Biraz sonra olay çıkacaktı. Hatta belki işler üzerine tereyağı falan sürerse korkunç voleybol performansım yüzünden rezil de olabilirdim. Tünelin iki ucu da malum yere çıkıyordu. Nasıl iyi olabilirdim?

"Kamuran?"

Paris sorusunu tekrar ettiğinde düşünen adam pozundan ödün vermeden boştaki elimi kaldırıp onu susturdum, yönümü dönmemiştim ancak beni anlamış olmalı, bir daha soru sormadı ­­—cesaret edemedi de diyebiliriz. Dünkü vukuatını unutmamıştım. Nasıl kindar bir insan olduğumu birkaç dakikalığına durup hatırlayalım.

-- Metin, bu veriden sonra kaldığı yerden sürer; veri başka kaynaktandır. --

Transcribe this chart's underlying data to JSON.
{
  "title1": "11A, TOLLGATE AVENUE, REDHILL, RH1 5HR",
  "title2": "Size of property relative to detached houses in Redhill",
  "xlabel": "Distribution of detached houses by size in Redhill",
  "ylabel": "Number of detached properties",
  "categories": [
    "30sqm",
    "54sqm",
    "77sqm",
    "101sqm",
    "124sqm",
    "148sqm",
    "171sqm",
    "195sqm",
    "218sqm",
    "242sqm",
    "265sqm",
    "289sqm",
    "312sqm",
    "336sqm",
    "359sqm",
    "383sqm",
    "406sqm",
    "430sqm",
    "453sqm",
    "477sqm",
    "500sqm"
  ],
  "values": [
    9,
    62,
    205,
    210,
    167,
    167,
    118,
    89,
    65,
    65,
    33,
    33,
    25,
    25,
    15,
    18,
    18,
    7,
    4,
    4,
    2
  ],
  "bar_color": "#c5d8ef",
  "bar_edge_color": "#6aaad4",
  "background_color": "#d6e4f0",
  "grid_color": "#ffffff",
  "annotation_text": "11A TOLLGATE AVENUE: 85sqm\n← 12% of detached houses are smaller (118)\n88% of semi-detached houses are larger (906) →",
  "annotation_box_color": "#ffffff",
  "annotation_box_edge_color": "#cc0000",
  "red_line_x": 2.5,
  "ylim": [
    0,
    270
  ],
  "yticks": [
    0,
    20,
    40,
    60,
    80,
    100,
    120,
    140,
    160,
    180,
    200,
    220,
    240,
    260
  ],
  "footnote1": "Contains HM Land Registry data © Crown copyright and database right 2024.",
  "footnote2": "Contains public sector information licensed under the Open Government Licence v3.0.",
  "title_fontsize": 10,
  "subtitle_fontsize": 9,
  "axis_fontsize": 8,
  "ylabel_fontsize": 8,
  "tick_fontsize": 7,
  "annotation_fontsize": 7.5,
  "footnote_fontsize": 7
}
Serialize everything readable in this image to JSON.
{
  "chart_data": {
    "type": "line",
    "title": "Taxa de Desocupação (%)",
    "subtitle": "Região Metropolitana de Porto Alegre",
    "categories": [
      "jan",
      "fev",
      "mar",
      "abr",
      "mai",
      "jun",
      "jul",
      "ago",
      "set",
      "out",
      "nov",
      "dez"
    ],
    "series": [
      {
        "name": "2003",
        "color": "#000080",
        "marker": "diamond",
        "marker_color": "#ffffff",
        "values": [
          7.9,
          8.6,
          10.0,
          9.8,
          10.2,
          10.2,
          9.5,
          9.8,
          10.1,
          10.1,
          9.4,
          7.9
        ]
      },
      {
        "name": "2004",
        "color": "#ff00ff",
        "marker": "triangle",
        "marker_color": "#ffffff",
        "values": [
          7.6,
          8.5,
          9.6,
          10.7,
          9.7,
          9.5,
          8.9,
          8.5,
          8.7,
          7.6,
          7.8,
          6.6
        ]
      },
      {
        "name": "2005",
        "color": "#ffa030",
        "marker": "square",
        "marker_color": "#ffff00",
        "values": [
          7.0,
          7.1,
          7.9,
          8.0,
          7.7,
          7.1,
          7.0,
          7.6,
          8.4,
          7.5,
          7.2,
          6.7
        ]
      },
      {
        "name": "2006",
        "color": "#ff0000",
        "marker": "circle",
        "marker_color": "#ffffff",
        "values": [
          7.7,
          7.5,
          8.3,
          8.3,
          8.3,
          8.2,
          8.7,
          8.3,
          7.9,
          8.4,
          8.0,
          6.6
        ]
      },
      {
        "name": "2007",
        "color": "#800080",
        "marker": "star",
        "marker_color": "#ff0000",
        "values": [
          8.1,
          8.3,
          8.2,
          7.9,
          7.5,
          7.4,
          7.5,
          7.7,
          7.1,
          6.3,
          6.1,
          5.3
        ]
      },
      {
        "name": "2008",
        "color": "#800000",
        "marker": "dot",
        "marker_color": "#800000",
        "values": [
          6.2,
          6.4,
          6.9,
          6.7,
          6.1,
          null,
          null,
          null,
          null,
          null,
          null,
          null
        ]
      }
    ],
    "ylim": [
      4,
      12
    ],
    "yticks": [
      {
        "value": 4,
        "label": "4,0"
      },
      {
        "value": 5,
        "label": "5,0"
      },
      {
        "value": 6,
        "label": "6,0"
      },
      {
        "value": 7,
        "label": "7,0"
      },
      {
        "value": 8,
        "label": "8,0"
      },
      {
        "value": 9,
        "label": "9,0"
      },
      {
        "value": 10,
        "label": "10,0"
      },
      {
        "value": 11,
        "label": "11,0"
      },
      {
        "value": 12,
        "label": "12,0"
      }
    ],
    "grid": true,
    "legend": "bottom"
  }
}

"Yol yakınken buradan tüymeniz gerekiyordu."

Tuna gün içerisindeki bitmek bilmeyen yüz bilmem kaçıncı nasihatinden sonra tekrar iç çekerek ellerini kirpi gibi dik saçlarına attı ve kafasını dağıtmak için olduğunu düşündüğüm bir refleksle sertçe saçlarını karıştırdı.

"Başka çare yok, olay çıkmaması için bile isteye yenileceğiz." Gözlerini kapatıp dişlerini sıktı. "Ders içime kesin elliyi basacak." Sonra ansızın durup düşündü. "Biraz çabalar gibi mi görünsek acaba?"

Bu düşünce de kafasına yatmayan kuzenim, koşu parkurunun üzerindeki kırmızı toprağa sertçe ayağını sürttü ve kısık bir sesle çirkin bir küfür savurdu.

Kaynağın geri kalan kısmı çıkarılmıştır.